A Coot nest under a bush at the edge of the Vista has produced one chick. There are probably more to come.

The two Mallard ducklings were at Peter Pan with their mother.

I didn't see the family of five. Their mother keeps them well hidden most of the time.

The Little Owl near the Albert Memorial was in a place that was very hard to see, and I had to wait for the wind to blow the leaves aside before I could snatch a hasty shot. This is the female.

A Grey Wagtail appeared briefly on the little pool at the top of the Dell waterfall, then flew away and I could hear it calling as it left the park, heading south.

Probably the reason why we see them so seldom is that they simply aren't here. A flight through the gap between the Mandarin Oriental Hotel and the flats pompously named 'Number One Hyde Park' takes them straight down Sloane Street and Lower Sloane Street to Chelsea Bridge, where there is a small colony of Grey Wagtails around the old coal wharf.

Two Blackbirds in the Rose Garden are now coming to be given sultanas. They must be a pair, as otherwise they would be fighting.
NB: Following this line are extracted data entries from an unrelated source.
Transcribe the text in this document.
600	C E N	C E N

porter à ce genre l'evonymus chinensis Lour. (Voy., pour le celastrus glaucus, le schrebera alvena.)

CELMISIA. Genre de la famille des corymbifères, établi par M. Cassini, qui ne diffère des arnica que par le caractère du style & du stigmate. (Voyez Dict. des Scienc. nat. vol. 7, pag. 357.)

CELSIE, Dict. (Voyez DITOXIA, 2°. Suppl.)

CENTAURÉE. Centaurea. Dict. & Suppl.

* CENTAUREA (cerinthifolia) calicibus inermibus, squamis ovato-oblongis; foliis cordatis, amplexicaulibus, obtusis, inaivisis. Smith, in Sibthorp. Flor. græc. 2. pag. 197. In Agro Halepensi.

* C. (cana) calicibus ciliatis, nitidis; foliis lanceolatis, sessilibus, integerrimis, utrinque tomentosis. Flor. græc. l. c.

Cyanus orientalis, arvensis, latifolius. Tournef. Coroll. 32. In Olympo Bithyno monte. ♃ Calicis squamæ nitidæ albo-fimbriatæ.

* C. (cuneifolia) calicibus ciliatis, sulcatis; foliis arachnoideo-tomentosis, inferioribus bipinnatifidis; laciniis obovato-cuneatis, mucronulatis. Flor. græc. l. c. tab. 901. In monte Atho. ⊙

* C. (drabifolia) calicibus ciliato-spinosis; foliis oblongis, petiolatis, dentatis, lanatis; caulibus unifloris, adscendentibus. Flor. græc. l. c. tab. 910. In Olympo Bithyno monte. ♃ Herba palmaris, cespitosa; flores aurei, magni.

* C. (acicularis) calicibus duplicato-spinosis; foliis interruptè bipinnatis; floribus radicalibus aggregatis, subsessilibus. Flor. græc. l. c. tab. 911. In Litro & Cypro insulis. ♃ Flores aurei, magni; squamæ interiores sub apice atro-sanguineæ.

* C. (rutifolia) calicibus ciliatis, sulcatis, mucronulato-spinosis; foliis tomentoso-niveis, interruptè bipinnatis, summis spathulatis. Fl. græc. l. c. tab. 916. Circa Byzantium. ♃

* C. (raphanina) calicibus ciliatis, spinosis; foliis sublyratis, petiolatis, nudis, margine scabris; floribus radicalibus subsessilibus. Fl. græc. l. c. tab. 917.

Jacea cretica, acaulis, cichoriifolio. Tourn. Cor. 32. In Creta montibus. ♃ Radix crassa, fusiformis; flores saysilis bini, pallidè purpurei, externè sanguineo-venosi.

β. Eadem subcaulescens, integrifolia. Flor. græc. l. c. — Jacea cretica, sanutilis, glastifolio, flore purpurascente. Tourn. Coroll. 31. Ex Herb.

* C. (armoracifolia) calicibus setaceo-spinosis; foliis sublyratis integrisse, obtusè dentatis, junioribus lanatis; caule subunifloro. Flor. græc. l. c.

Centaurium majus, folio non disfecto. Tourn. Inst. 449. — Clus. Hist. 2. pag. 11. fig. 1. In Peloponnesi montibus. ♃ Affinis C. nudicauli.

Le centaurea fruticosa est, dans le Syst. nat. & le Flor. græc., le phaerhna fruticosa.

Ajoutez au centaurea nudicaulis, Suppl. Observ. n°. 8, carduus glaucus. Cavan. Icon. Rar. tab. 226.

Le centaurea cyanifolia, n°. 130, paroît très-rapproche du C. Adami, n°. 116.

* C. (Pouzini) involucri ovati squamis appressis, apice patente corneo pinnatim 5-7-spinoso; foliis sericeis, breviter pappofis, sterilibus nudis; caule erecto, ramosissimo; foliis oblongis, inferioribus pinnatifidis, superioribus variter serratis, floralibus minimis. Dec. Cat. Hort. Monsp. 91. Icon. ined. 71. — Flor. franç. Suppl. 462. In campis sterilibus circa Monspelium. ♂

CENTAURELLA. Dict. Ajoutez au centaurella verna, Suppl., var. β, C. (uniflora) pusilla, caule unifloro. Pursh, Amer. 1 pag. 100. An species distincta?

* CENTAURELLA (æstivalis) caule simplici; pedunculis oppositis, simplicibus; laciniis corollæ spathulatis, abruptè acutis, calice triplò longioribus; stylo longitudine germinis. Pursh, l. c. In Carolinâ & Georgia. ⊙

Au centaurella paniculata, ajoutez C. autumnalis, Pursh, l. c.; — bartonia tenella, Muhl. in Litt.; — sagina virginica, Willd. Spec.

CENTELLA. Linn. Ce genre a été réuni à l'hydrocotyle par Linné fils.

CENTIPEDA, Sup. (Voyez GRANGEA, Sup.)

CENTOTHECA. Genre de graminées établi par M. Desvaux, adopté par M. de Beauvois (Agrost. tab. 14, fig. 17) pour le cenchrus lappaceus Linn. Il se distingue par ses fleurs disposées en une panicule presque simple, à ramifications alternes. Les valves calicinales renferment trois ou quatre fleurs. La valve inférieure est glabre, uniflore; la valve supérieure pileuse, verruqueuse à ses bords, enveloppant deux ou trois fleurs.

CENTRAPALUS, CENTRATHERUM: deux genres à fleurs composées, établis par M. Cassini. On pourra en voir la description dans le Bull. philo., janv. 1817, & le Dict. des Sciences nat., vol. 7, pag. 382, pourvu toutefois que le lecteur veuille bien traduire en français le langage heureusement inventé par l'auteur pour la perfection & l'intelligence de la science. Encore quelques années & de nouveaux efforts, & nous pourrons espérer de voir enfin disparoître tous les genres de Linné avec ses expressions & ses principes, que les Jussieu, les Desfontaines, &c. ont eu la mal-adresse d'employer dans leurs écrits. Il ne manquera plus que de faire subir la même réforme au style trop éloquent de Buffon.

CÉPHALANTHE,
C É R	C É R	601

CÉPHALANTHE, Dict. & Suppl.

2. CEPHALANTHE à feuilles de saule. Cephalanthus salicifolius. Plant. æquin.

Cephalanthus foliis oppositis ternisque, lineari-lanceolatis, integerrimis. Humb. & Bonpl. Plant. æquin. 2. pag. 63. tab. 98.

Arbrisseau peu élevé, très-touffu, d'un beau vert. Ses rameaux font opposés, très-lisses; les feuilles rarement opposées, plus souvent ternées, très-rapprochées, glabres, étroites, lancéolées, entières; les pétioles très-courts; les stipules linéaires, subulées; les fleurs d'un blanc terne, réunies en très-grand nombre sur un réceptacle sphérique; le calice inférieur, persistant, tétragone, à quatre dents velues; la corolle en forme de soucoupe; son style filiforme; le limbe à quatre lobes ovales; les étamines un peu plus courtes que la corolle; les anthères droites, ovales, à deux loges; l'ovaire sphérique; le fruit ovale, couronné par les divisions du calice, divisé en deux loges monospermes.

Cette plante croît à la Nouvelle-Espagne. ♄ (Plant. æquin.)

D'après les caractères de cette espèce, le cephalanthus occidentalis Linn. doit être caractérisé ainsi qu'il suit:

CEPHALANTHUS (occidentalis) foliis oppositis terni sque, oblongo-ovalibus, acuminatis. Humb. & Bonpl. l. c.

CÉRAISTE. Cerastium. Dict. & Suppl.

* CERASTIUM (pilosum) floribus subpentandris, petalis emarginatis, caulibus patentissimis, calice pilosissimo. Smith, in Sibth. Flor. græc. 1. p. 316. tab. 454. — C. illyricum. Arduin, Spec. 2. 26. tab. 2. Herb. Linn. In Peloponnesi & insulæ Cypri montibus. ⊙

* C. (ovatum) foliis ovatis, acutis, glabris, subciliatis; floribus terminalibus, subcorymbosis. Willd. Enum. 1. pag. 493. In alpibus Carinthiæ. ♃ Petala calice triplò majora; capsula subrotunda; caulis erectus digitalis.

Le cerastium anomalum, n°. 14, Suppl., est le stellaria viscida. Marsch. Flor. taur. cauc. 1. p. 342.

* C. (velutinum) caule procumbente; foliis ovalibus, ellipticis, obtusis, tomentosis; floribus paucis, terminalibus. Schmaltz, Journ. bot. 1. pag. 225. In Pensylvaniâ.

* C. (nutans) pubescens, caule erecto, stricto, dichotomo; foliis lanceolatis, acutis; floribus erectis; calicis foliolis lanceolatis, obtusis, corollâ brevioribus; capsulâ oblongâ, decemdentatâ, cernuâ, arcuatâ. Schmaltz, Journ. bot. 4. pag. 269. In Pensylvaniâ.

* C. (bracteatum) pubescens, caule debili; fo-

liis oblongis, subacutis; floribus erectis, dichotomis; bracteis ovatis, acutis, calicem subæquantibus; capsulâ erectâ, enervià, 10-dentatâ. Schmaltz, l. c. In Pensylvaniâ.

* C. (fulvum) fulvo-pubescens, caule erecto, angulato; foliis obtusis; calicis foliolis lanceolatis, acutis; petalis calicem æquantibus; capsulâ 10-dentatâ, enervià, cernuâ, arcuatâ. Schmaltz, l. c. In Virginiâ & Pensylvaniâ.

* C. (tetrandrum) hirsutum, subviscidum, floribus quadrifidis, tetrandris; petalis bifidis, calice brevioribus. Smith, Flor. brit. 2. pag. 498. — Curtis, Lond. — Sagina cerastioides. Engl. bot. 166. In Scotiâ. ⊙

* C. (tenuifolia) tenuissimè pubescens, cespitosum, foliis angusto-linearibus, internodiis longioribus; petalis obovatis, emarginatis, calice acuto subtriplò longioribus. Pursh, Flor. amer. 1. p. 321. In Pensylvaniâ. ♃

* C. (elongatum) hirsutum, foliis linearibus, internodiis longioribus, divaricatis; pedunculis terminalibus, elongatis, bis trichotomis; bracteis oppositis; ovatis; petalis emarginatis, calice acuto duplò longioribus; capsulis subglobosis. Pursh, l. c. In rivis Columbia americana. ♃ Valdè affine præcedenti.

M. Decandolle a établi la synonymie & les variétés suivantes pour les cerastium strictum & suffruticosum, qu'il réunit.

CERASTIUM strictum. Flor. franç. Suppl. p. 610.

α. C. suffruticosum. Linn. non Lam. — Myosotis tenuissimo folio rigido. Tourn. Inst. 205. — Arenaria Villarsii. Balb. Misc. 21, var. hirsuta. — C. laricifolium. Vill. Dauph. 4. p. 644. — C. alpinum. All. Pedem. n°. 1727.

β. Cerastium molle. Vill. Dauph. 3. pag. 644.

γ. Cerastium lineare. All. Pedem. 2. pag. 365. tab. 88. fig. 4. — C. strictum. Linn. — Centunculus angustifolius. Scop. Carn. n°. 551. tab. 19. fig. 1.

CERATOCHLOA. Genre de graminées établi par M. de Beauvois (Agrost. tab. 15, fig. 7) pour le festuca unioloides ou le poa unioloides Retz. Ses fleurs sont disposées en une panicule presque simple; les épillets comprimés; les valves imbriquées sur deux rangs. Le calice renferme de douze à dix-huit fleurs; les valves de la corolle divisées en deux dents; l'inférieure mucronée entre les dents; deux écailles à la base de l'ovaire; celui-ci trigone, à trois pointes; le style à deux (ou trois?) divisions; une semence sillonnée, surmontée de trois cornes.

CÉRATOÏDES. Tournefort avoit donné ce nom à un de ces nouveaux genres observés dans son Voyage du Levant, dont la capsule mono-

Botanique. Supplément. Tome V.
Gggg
A young Blackbird perched in one of the rowan trees on Buck Hill but didn't seem very interested in the fruit, which is still unripe and hard.

But some bird has been eating it, as you can see. Rose-Ringed Parakeets and Wood Pigeons are much less fussy about the ripeness of fruit.

A Wood Pigeon balanced precariously on a twig while trying to eat elderberries on another twig. It just managed not to fall out of the bush, which Wood Pigeons often do.

The first bird I heard and saw this morning was a Greenfinch high up on a television aerial. They are making a welcome return after being badly hit by a respiratory disease.

Two Buff-Tailed Bumblebees landed on opposite sides of an eryngium flower in the Rose Garden.


  1. So that's an elderberry! When I was learning English I was extremely puzzled by the meaning of the insult "Your mother was a hamster and your father smelt of elderberries!". Perhaps that's what you get when you believe, in your naivete, that Monty Python are faithful representatives of spoken English.

    Would it be possible to rescue the grebe chick, if it was abandoned? Are there wildlife hospitals or charities that may take it in?

    1. I don't think the grebe chick can be rescued.They are said to die of misery in captivity. It has to take its slim chances.

      Monty Python's unreliable phrase book -- 'My hovercraft is full of eels, I want to fondle your bum' -- is probably inspired by Pedro Carolino's New Guide of the Conversation in Portuguese and English, of which excerpts were published in a booklet named English as She is Spoke: 'The paving stone is sliphery, The thunderbolt is falling down, The rose-trees begins to button, The ears are too length, The hands itch at him, Have you forgeted me?, Lay him hir apron, Help-to a little most the better yours terms, Dont you are awaken yet? That should must me to cost my life ...'.

  2. Love watching that with Woodpigeons at this time of year, likewise for laurel berries which are finally gaining colour. Jim

    1. Remarkable that Wood Pigeons can eat laurel berries, which are full of cyanide. I have heard that Feral Pigeons can eat deadly nightshade with impunity.